Si vous avez déjà répondu à un appel à projets USAID, UE ou ONU, vous avez croisé ces six mots sans toujours savoir exactement ce qu'ils recouvrent : pertinence, cohérence, efficacité, efficience, impact, durabilité. Ce sont les six critères d'évaluation de l'OCDE, le cadre de référence que la quasi-totalité des bailleurs internationaux utilisent pour juger un programme de développement. Les comprendre, ce n'est pas un exercice académique. C'est ce qui détermine si votre rapport d'évaluation sera jugé sérieux ou superficiel.

Que vous parliez de MEAL, de SERA, de S&E, de MERL ou simplement de suivi et évaluation, ces six critères s'appliquent de la même façon : c'est un cadre commun à toute la profession, quel que soit le nom que votre organisation lui donne.

D'où vient ce cadre ?

Le Comité d'aide au développement de l'OCDE a défini ces critères pour donner un langage commun à l'évaluation de l'aide internationale. La version actuelle, révisée en 2019, compte six critères. La cohérence a été ajoutée aux cinq critères historiques pour mieux capter comment une intervention s'articule avec les autres actions menées dans le même contexte.

1. Pertinence : fait-on la bonne chose ?

La pertinence interroge l'adéquation entre l'intervention et les besoins réels. Un programme peut être parfaitement exécuté et rester non pertinent s'il répond à un besoin que personne n'a exprimé, ou s'il a été conçu sans consulter les populations concernées. Concrètement, un évaluateur cherchera si les objectifs du programme correspondent aux priorités des bénéficiaires, aux politiques nationales du pays d'intervention, et aux priorités du bailleur.

2. Cohérence : s'articule-t-elle avec le reste ?

Ce critère, le plus récent des six, regarde à la fois la cohérence interne (est-ce que les différentes composantes du programme se renforcent mutuellement, ou se contredisent ?) et la cohérence externe (est-ce que cette intervention complète ou duplique ce que font d'autres acteurs sur le même territoire ?). Deux ONG qui distribuent le même kit sanitaire dans le même village sans se coordonner : c'est un défaut de cohérence externe typique.

3. Efficacité : atteint-on les objectifs ?

L'efficacité mesure dans quelle mesure les objectifs fixés ont réellement été atteints. C'est ici que le cadre logique et les indicateurs SMART entrent en jeu directement : sans objectifs mesurables définis en amont, il est impossible de juger l'efficacité autrement que par une impression.

4. Efficience : à quel coût ?

L'efficience compare les résultats obtenus aux ressources mobilisées : temps, argent, personnel.
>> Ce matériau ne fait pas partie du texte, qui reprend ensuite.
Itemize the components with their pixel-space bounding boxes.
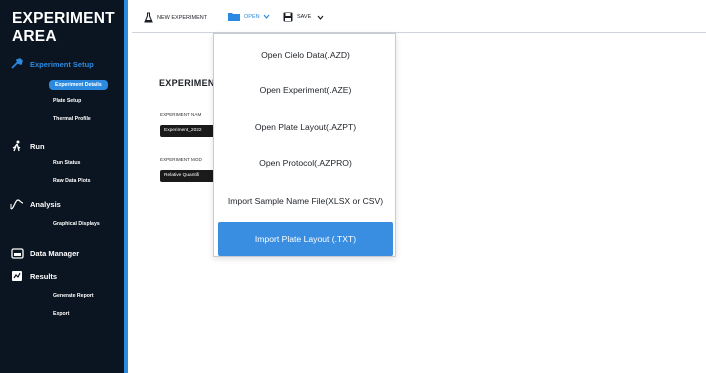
sidebar-item-export[interactable]: Export bbox=[53, 311, 69, 317]
menu-item-import-plate-layout[interactable]: Import Plate Layout (.TXT) bbox=[218, 222, 393, 256]
sidebar-item-plate-setup[interactable]: Plate Setup bbox=[53, 98, 81, 104]
nav-section-experiment-setup[interactable]: Experiment Setup bbox=[10, 58, 94, 70]
app-title: EXPERIMENT AREA bbox=[12, 10, 115, 45]
new-experiment-button[interactable]: NEW EXPERIMENT bbox=[144, 12, 207, 23]
menu-item-open-plate-layout[interactable]: Open Plate Layout(.AZPT) bbox=[218, 112, 393, 142]
nav-section-run[interactable]: Run bbox=[10, 140, 45, 152]
chevron-down-icon bbox=[263, 14, 270, 19]
sidebar-item-thermal-profile[interactable]: Thermal Profile bbox=[53, 116, 91, 122]
page-title: EXPERIMENT bbox=[159, 78, 221, 88]
open-button[interactable]: OPEN bbox=[228, 12, 274, 21]
folder-icon bbox=[228, 12, 240, 21]
results-icon bbox=[10, 270, 24, 282]
menu-item-open-experiment[interactable]: Open Experiment(.AZE) bbox=[218, 75, 393, 105]
sidebar-item-raw-data-plots[interactable]: Raw Data Plots bbox=[53, 178, 90, 184]
menu-item-import-sample-name-file[interactable]: Import Sample Name File(XLSX or CSV) bbox=[218, 186, 393, 216]
experiment-mode-label: EXPERIMENT MOD bbox=[160, 157, 202, 162]
sidebar-item-graphical-displays[interactable]: Graphical Displays bbox=[53, 221, 100, 227]
nav-section-results[interactable]: Results bbox=[10, 270, 57, 282]
sidebar-item-experiment-details[interactable]: Experiment Details bbox=[49, 80, 108, 90]
sidebar-item-generate-report[interactable]: Generate Report bbox=[53, 293, 94, 299]
open-menu: Open Cielo Data(.AZD) Open Experiment(.A… bbox=[213, 33, 396, 257]
nav-section-data-manager[interactable]: Data Manager bbox=[10, 247, 79, 259]
menu-item-open-cielo-data[interactable]: Open Cielo Data(.AZD) bbox=[218, 40, 393, 70]
menu-item-open-protocol[interactable]: Open Protocol(.AZPRO) bbox=[218, 148, 393, 178]
data-manager-icon bbox=[10, 247, 24, 259]
nav-section-analysis[interactable]: Analysis bbox=[10, 198, 61, 210]
runner-icon bbox=[10, 140, 24, 152]
toolbar: NEW EXPERIMENT OPEN SAVE bbox=[132, 0, 706, 33]
tools-icon bbox=[10, 58, 24, 70]
floppy-disk-icon bbox=[283, 12, 293, 22]
experiment-name-label: EXPERIMENT NAM bbox=[160, 112, 202, 117]
chevron-down-icon bbox=[317, 15, 324, 20]
sidebar: EXPERIMENT AREA Experiment Setup Experim… bbox=[0, 0, 128, 373]
sidebar-item-run-status[interactable]: Run Status bbox=[53, 160, 80, 166]
flask-icon bbox=[144, 12, 153, 23]
analysis-curve-icon bbox=[10, 198, 24, 210]
save-button[interactable]: SAVE bbox=[283, 12, 328, 22]
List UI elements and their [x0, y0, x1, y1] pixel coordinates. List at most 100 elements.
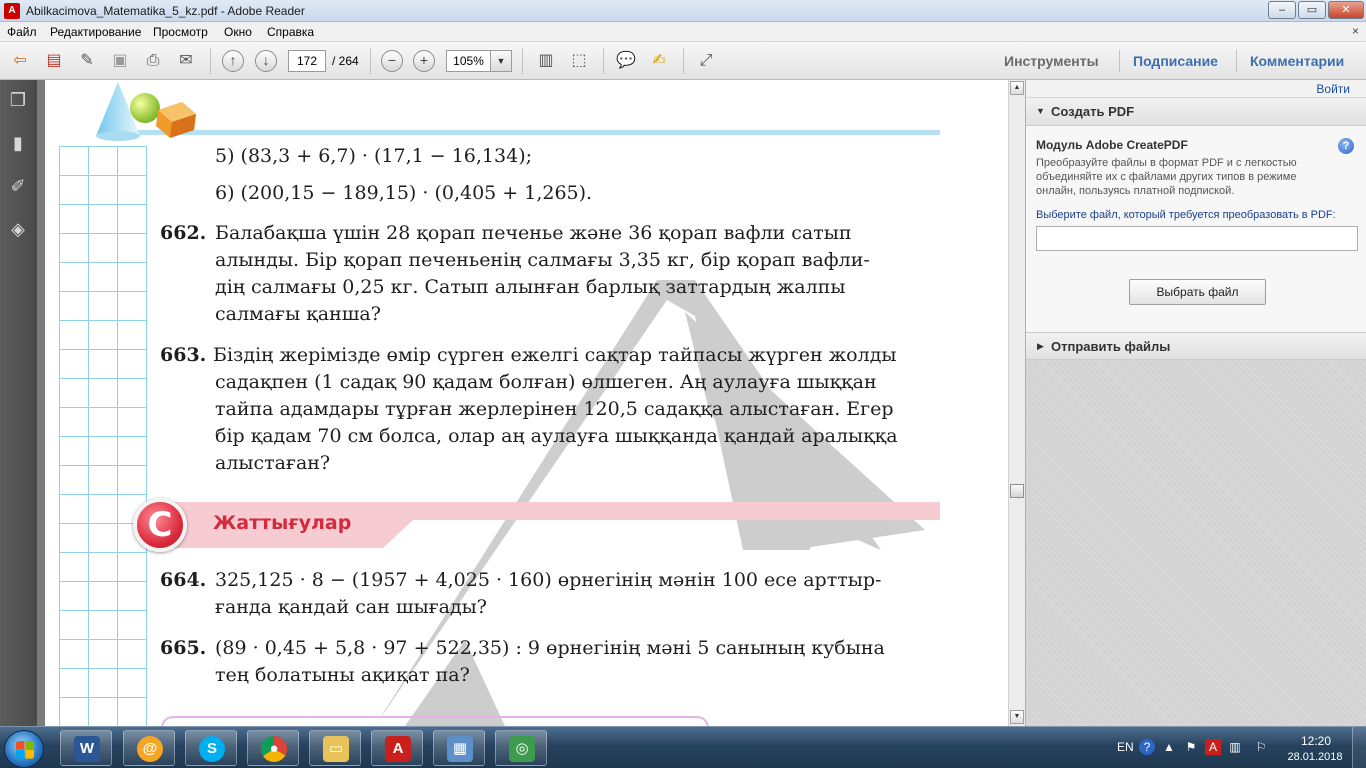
header-rule	[135, 130, 940, 135]
signin-link[interactable]: Войти	[1316, 82, 1350, 96]
comment-tab[interactable]: Комментарии	[1250, 53, 1344, 69]
section-badge: C	[133, 498, 187, 552]
collapsed-triangle-icon: ▶	[1037, 341, 1044, 351]
section-title: Жаттығулар	[213, 512, 352, 534]
send-files-label: Отправить файлы	[1051, 339, 1171, 354]
adobe-reader-app-icon: A	[4, 3, 20, 19]
zoom-out-button[interactable]: −	[381, 50, 403, 72]
zoom-input[interactable]	[446, 50, 491, 72]
menu-window[interactable]: Окно	[224, 25, 252, 39]
toolbar-divider	[522, 48, 523, 74]
maximize-button[interactable]: ▭	[1298, 1, 1326, 19]
scroll-thumb[interactable]	[1010, 484, 1024, 498]
clock-time[interactable]: 12:20	[1296, 734, 1336, 748]
choose-file-button[interactable]: Выбрать файл	[1129, 279, 1266, 305]
toolbar-divider	[210, 48, 211, 74]
document-viewport[interactable]: 5) (83,3 + 6,7) · (17,1 − 16,134); 6) (2…	[37, 80, 1008, 726]
next-page-button[interactable]: ↓	[255, 50, 277, 72]
taskbar-adobe-reader[interactable]: A	[371, 730, 423, 766]
problem-line: 325,125 · 8 − (1957 + 4,025 · 160) өрнег…	[215, 569, 882, 591]
menu-edit[interactable]: Редактирование	[50, 25, 141, 39]
select-file-label: Выберите файл, который требуется преобра…	[1036, 209, 1336, 221]
minus-icon: −	[387, 52, 397, 68]
file-path-input[interactable]	[1036, 226, 1358, 251]
show-hidden-icons-icon[interactable]: ▲	[1161, 739, 1177, 755]
chrome-icon: ●	[261, 736, 287, 762]
taskbar-chrome[interactable]: ●	[247, 730, 299, 766]
taskbar-network[interactable]: ◎	[495, 730, 547, 766]
bookmarks-icon[interactable]: ▮	[7, 131, 29, 155]
fullscreen-icon[interactable]: ⤢	[695, 50, 717, 72]
toolbar-divider	[603, 48, 604, 74]
menu-help[interactable]: Справка	[267, 25, 314, 39]
highlight-icon[interactable]: ✍	[648, 50, 670, 72]
scroll-down-icon[interactable]: ▼	[1010, 710, 1024, 724]
language-indicator[interactable]: EN	[1117, 740, 1134, 754]
taskbar-mail-agent[interactable]: @	[123, 730, 175, 766]
fit-page-icon[interactable]: ▥	[535, 50, 557, 72]
clock-date[interactable]: 28.01.2018	[1282, 751, 1348, 763]
mail-agent-icon: @	[137, 736, 163, 762]
start-button[interactable]	[4, 730, 44, 768]
zoom-in-button[interactable]: +	[413, 50, 435, 72]
email-icon[interactable]: ✉	[175, 50, 197, 72]
action-center-icon[interactable]: ⚐	[1253, 739, 1269, 755]
taskbar-explorer[interactable]: ▭	[309, 730, 361, 766]
problem-number: 665.	[160, 637, 207, 659]
send-files-header[interactable]: ▶ Отправить файлы	[1026, 332, 1366, 360]
toolbar-divider	[1236, 50, 1237, 72]
edit-pdf-icon[interactable]: ✎	[76, 50, 98, 72]
close-document-icon[interactable]: ×	[1352, 24, 1359, 38]
sign-tab[interactable]: Подписание	[1133, 53, 1218, 69]
network-tray-icon[interactable]: ▥	[1227, 739, 1243, 755]
exercise-line: 5) (83,3 + 6,7) · (17,1 − 16,134);	[215, 145, 533, 167]
tools-pane-header: Войти	[1026, 80, 1366, 98]
problem-number: 662.	[160, 222, 207, 244]
print-icon[interactable]: ⎙	[142, 50, 164, 72]
title-bar: A Abilkacimova_Matematika_5_kz.pdf - Ado…	[0, 0, 1366, 22]
minimize-button[interactable]: –	[1268, 1, 1296, 19]
close-button[interactable]: ✕	[1328, 1, 1364, 19]
page-thumbnails-icon[interactable]: ❐	[7, 88, 29, 112]
help-icon[interactable]: ?	[1338, 138, 1354, 154]
problem-line: тең болатыны ақиқат па?	[215, 664, 470, 686]
taskbar-skype[interactable]: S	[185, 730, 237, 766]
comment-icon[interactable]: 💬	[615, 50, 637, 72]
previous-page-button[interactable]: ↑	[222, 50, 244, 72]
fit-width-icon[interactable]: ⬚	[568, 50, 590, 72]
page-number-input[interactable]	[288, 50, 326, 72]
attachments-icon[interactable]: ✐	[7, 174, 29, 198]
adobe-tray-icon[interactable]: A	[1205, 739, 1221, 755]
taskbar-control-panel[interactable]: ▦	[433, 730, 485, 766]
vertical-scrollbar[interactable]: ▲ ▼	[1008, 80, 1025, 726]
problem-line: (89 · 0,45 + 5,8 · 97 + 522,35) : 9 өрне…	[215, 637, 885, 659]
taskbar: W @ S ● ▭ A ▦ ◎ EN ? ▲ ⚑ A ▥ ⚐ 12:20 28.…	[0, 726, 1366, 768]
zoom-dropdown-icon[interactable]: ▼	[490, 50, 512, 72]
create-pdf-label: Создать PDF	[1051, 104, 1135, 119]
menu-view[interactable]: Просмотр	[153, 25, 208, 39]
windows-logo-icon	[16, 741, 34, 759]
tools-tab[interactable]: Инструменты	[1004, 53, 1099, 69]
layers-icon[interactable]: ◈	[7, 217, 29, 241]
flag-icon[interactable]: ⚑	[1183, 739, 1199, 755]
note-box	[161, 716, 709, 726]
problem-line: ғанда қандай сан шығады?	[215, 596, 487, 618]
open-file-icon[interactable]: ⇦	[9, 50, 31, 72]
menu-bar: Файл Редактирование Просмотр Окно Справк…	[0, 22, 1366, 42]
problem-line: Біздің жерімізде өмір сүрген ежелгі сақт…	[213, 344, 897, 366]
create-pdf-header[interactable]: ▼ Создать PDF	[1026, 98, 1366, 126]
toolbar-divider	[370, 48, 371, 74]
toolbar-divider	[683, 48, 684, 74]
taskbar-word[interactable]: W	[60, 730, 112, 766]
help-tray-icon[interactable]: ?	[1139, 739, 1155, 755]
minimize-icon: –	[1278, 4, 1286, 16]
problem-line: алыстаған?	[215, 452, 331, 474]
explorer-icon: ▭	[323, 736, 349, 762]
pdf-page: 5) (83,3 + 6,7) · (17,1 − 16,134); 6) (2…	[45, 80, 1008, 726]
scroll-up-icon[interactable]: ▲	[1010, 81, 1024, 95]
save-icon[interactable]: ▣	[109, 50, 131, 72]
menu-file[interactable]: Файл	[7, 25, 37, 39]
create-pdf-icon[interactable]: ▤	[43, 50, 65, 72]
show-desktop-button[interactable]	[1352, 727, 1366, 768]
problem-line: салмағы қанша?	[215, 303, 381, 325]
Un programme peut être efficace (il atteint ses objectifs) sans être efficient (il y arrive en dépensant trois fois le budget prévu, ou en deux fois le temps annoncé). C'est le critère que les bailleurs examinent le plus près lors des audits financiers.

5. Impact : quelle différence cela fait-il vraiment ?
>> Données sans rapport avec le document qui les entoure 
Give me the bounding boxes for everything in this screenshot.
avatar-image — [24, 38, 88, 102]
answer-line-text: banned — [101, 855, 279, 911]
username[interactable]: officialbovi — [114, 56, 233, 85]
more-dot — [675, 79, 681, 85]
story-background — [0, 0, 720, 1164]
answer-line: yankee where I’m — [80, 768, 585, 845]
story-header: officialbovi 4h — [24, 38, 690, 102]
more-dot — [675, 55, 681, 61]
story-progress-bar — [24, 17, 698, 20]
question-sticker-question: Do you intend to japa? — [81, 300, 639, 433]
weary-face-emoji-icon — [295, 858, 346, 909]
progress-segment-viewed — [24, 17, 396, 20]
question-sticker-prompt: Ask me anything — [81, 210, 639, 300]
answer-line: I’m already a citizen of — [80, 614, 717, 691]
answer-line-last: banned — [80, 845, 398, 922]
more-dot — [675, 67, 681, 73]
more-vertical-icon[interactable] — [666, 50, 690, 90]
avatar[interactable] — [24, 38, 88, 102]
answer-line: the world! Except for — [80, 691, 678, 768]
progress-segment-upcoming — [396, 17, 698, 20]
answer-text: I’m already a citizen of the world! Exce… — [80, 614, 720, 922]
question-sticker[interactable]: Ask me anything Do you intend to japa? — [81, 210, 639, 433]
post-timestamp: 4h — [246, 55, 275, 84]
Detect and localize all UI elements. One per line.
L'impact regarde au-delà des résultats immédiats du programme, vers ses effets à plus grande échelle, y compris les effets non recherchés, positifs comme négatifs. C'est le critère le plus difficile à mesurer, parce qu'il demande souvent d'isoler l'effet du programme d'autres facteurs qui évoluent en parallèle. C'est précisément le rôle des méthodes d'évaluation d'impact comme les essais randomisés contrôlés ou la différence-en-différences.

6. Durabilité : les bénéfices vont-ils perdurer ?

La durabilité demande si les bénéfices du programme continueront après la fin du financement. Un puits construit mais jamais entretenu parce que personne localement n'a été formé à sa maintenance : c'est un échec de durabilité, même si le programme a été efficace et efficient au moment de sa mise en œuvre.

Comment s'en servir concrètement

Dans un rapport d'évaluation, les six critères ne sont pas six sections cosmétiques à cocher. Ce sont six angles d'analyse qui doivent structurer la collecte de données elle-même, dès la conception du plan de suivi-évaluation. Un bailleur qui lit un rapport où la durabilité ou la cohérence sont absentes ou traitées en une phrase comprend immédiatement que l'évaluation a été bâclée.

Les six critères ne remplacent pas un cadre logique bien construit. Ils servent à vérifier, après coup, que ce cadre logique tenait vraiment ses promesses.